Small conductance Ca2+-activated K+ (SK) channels are voltage independent and their gating is governed by Ca2+ via calmodulin (CaM) constitutively bound to the C-terminal CaM-binding domain (CaMBD). Recently, several CaM mutations have been linked to a hereditary arrhythmia syndrome, Catecholaminergic Polymorphic Ventricular Tachycardia (CPVT). Although in vitro studies demonstrated that CaM mutations cause loss-of-SK-channel complex function, the exact mechanisms remain elusive. The main objective of this work is to delineate potential roles and mechanisms of SK channels dysregulation in CPVT-linked calmodulinopathy.
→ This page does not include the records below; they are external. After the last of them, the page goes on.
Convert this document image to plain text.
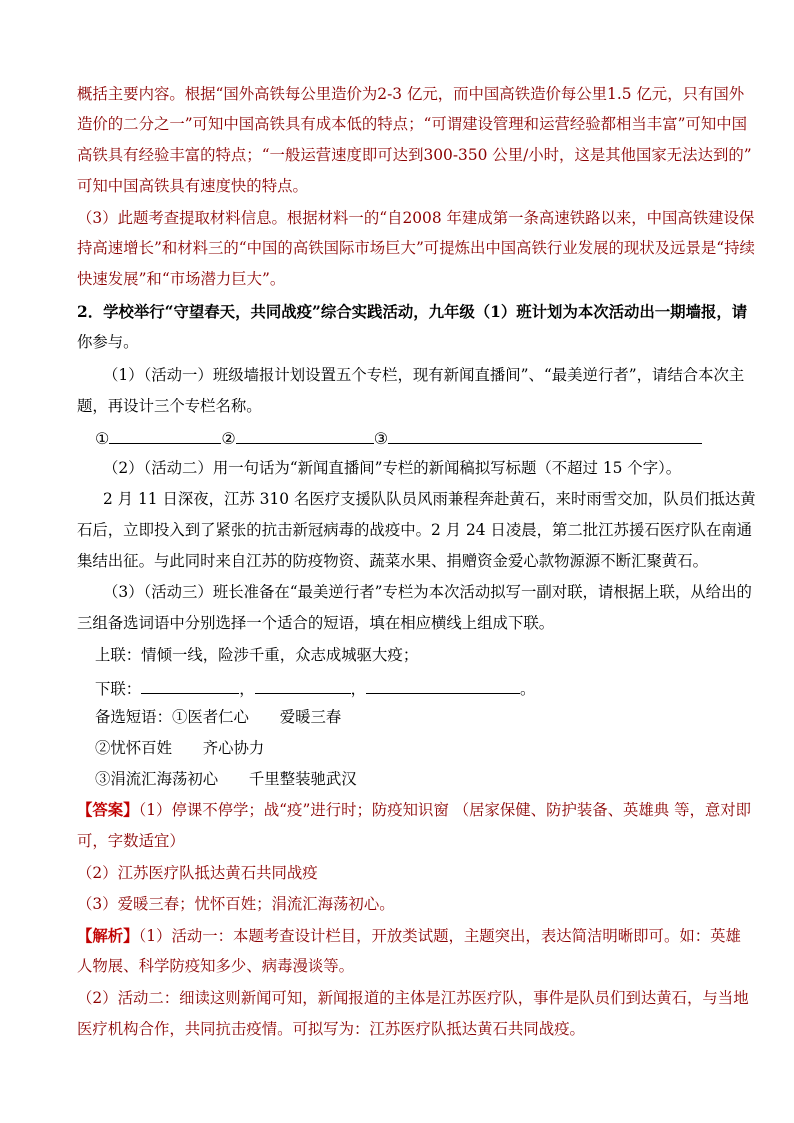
概括主要内容。根据“国外高铁每公里造价为2-3 亿元，而中国高铁造价每公里1.5 亿元，只有国外
造价的二分之一”可知中国高铁具有成本低的特点；“可谓建设管理和运营经验都相当丰富”可知中国
高铁具有经验丰富的特点；“一般运营速度即可达到300-350 公里/小时，这是其他国家无法达到的”
可知中国高铁具有速度快的特点。
（3）此题考查提取材料信息。根据材料一的“自2008 年建成第一条高速铁路以来，中国高铁建设保
持高速增长”和材料三的“中国的高铁国际市场巨大”可提炼出中国高铁行业发展的现状及远景是“持续
快速发展”和“市场潜力巨大”。
2．学校举行“守望春天，共同战疫”综合实践活动，九年级（1）班计划为本次活动出一期墙报，请
你参与。
（1）（活动一）班级墙报计划设置五个专栏，现有新闻直播间”、“最美逆行者”，请结合本次主
题，再设计三个专栏名称。
①	②	③
（2）（活动二）用一句话为“新闻直播间”专栏的新闻稿拟写标题（不超过 15 个字）。
2 月 11 日深夜，江苏 310 名医疗支援队队员风雨兼程奔赴黄石，来时雨雪交加，队员们抵达黄
石后，立即投入到了紧张的抗击新冠病毒的战疫中。2 月 24 日凌晨，第二批江苏援石医疗队在南通
集结出征。与此同时来自江苏的防疫物资、蔬菜水果、捐赠资金爱心款物源源不断汇聚黄石。
（3）（活动三）班长准备在“最美逆行者”专栏为本次活动拟写一副对联，请根据上联，从给出的
三组备选词语中分别选择一个适合的短语，填在相应横线上组成下联。
上联：情倾一线，险涉千重，众志成城驱大疫；
下联：	，	，	。
备选短语：①医者仁心　　爱暖三春
②忧怀百姓　　齐心协力
③涓流汇海荡初心　　千里整装驰武汉
【答案】（1）停课不停学；战“疫”进行时；防疫知识窗 （居家保健、防护装备、英雄典 等，意对即
可，字数适宜）
（2）江苏医疗队抵达黄石共同战疫
（3）爱暖三春；忧怀百姓；涓流汇海荡初心。
【解析】（1）活动一：本题考查设计栏目，开放类试题，主题突出，表达简洁明晰即可。如：英雄
人物展、科学防疫知多少、病毒漫谈等。
（2）活动二：细读这则新闻可知，新闻报道的主体是江苏医疗队，事件是队员们到达黄石，与当地
医疗机构合作，共同抗击疫情。可拟写为：江苏医疗队抵达黄石共同战疫。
To achieve this goal we generated a novel rat model with CPVT-associated calmodulin 3 (Cam3) point mutation D132E. In vivo ECG recordings of heterozygous CPVT CaM3D132E rats demonstrated increased incidence of epinephrine+caffeine induced ventricular tachycardia. Using whole-cell patch-clamp and confocal Ca2+-imaging we recorded ISK in isolated littermate control (LMC) and D132E myocytes challenged with β-adrenergic agonist isoproterenol under preserved intracellular Ca2+ cycling. Patch-clamp recordings showed reduced ISK in CaMD132E myocytes vs LMCs. However, the amplitude of Ca2+ transients that evoke ISK was also significantly lower in mutant myocytes. To test directly whether CaM3D132E causes SK channels dysfunction we expressed rat SK2 tethered with CaMD132E or WT CaM in rat myocytes. Simultaneous ISK/Ca2+ recordings revealed that this mutation causes two-fold reduction in Ca2+-dependent activation of the channels. In vitro stopped-flow experiments confirmed that CaMD132E mutation impairs CaM interaction with SK2 CaMBD. RNA fluorescence imaging experiments demonstrated lack of CaM3 and SK2/3 mRNAs spatial overlap eliminating possibility of co-translation. These data suggest that CaM3 D132E mutation causes ISK downregulation primarily due to Ca2+ transients amplitude reduction, while direct loss-of-function effects on plasmalemmal SK channels play minimal role given reduced ability of mutant CaM to bind to the channel.